Bio: NICKOLE BROWN received her MFA from the Vermont College, studied literature at Oxford University, and was the editorial assistant for the late Hunter S. Thompson. She worked at Sarabande Books for ten years. Her first collection, Sister, a novel-in-poems, was first published in 2007 by Red Hen Press and a new edition was reissued by Sibling Rivalry Press in 2018. Her second book, a biography-in-poems called Fanny Says, came out from BOA Editions in 2015 and won the Weatherford Award for Appalachian Poetry. The audio book of that collection came out in 2017. Her poems have, among other places, appeared in The New York Times, The Oxford American, Poetry International, Gulf Coast, and The Best American Poetry 2017. She has received grants from the National Endowment for the Arts, the Kentucky Foundation for Women, and the Kentucky Arts Council. She was an Assistant Professor at the University of Arkansas at Little Rock for four years until she gave up her beloved time in the classroom in hope of writing full time.

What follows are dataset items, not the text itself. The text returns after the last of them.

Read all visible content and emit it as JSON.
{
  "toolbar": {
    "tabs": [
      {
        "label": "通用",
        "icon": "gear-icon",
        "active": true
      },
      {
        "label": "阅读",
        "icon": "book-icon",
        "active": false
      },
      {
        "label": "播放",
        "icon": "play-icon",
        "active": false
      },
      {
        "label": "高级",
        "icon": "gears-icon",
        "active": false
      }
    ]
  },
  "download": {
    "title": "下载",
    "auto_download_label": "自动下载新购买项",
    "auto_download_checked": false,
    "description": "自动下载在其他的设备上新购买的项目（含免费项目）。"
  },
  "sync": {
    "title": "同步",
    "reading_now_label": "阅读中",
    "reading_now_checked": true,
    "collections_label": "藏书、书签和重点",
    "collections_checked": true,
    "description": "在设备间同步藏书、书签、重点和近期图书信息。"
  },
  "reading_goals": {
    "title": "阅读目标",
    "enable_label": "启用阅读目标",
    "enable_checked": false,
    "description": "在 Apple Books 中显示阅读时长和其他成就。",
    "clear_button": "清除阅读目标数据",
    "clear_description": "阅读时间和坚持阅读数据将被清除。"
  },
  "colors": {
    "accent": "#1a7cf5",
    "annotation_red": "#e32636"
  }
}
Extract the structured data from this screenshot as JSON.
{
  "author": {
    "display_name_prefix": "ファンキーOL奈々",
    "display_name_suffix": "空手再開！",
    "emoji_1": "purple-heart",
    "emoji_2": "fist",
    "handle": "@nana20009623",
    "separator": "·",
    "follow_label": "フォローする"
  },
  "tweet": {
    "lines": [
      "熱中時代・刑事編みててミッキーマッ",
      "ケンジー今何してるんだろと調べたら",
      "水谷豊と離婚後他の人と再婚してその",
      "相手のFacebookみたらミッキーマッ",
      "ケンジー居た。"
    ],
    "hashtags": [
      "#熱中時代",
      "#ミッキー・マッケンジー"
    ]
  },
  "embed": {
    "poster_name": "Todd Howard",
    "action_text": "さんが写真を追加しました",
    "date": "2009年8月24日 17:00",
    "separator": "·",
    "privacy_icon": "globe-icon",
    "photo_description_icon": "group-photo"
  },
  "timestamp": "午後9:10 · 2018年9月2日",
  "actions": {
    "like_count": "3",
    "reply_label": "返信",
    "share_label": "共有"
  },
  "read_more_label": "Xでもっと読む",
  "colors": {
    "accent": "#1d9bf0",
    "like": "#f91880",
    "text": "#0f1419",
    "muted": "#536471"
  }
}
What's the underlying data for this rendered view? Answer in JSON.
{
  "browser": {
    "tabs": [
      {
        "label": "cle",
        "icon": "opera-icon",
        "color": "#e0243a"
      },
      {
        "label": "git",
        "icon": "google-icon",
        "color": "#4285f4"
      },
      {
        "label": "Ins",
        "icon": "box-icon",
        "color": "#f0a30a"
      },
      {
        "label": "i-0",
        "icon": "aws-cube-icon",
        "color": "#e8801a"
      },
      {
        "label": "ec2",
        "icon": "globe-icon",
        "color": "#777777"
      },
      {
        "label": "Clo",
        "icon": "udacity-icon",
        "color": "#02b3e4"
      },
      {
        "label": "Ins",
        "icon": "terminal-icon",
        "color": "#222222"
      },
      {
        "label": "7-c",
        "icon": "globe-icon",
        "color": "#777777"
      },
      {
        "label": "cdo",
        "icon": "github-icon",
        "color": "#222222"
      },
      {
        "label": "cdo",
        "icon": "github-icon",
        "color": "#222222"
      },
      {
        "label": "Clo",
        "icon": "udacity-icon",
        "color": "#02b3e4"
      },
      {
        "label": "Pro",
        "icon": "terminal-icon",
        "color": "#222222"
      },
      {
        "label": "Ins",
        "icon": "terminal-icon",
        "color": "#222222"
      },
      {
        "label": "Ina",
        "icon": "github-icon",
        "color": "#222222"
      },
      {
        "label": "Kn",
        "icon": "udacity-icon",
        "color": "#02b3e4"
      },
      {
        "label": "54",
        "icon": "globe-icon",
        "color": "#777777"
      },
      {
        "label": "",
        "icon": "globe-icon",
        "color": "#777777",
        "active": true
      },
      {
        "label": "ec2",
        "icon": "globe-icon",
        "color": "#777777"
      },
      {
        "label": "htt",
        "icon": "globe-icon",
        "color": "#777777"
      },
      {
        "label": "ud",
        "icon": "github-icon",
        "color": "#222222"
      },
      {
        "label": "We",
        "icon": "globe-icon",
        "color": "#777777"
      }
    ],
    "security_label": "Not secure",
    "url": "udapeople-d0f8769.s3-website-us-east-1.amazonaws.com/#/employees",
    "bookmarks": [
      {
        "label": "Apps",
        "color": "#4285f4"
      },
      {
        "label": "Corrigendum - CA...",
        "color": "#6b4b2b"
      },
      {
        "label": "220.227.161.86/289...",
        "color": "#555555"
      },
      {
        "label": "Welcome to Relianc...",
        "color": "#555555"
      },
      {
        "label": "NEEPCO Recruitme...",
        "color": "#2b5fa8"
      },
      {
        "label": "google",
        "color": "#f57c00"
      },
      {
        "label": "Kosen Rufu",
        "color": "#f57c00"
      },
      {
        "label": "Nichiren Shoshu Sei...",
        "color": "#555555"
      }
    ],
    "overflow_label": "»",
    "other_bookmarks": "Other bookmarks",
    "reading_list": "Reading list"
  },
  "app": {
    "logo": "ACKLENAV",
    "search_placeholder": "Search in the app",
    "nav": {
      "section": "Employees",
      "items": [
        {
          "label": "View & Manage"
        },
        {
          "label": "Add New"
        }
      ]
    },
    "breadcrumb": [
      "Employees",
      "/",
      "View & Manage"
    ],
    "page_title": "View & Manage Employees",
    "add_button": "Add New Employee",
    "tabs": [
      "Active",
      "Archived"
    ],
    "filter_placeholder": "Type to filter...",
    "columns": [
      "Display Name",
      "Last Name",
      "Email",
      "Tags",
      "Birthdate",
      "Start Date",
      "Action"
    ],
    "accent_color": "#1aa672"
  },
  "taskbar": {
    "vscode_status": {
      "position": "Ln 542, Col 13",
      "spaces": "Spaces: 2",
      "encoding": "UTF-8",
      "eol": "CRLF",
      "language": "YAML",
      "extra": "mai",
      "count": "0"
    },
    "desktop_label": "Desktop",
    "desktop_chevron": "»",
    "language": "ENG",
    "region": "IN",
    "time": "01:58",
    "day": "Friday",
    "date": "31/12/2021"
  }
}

Currently, she is the Editor for the Marie Alexander Poetry Series and has taught at a number of places, including the Sewanee School of Letters MFA Program, the Great Smokies Writing Program at UNCA, Poets House, the Poetry Center at Smith College, the Palm Beach Poetry Festival, the University of North Carolina at Wilmington, and the Hindman Settlement School. She lives with her wife, poet Jessica Jacobs, in Asheville, North Carolina, where she periodically volunteers at four different animal sanctuaries.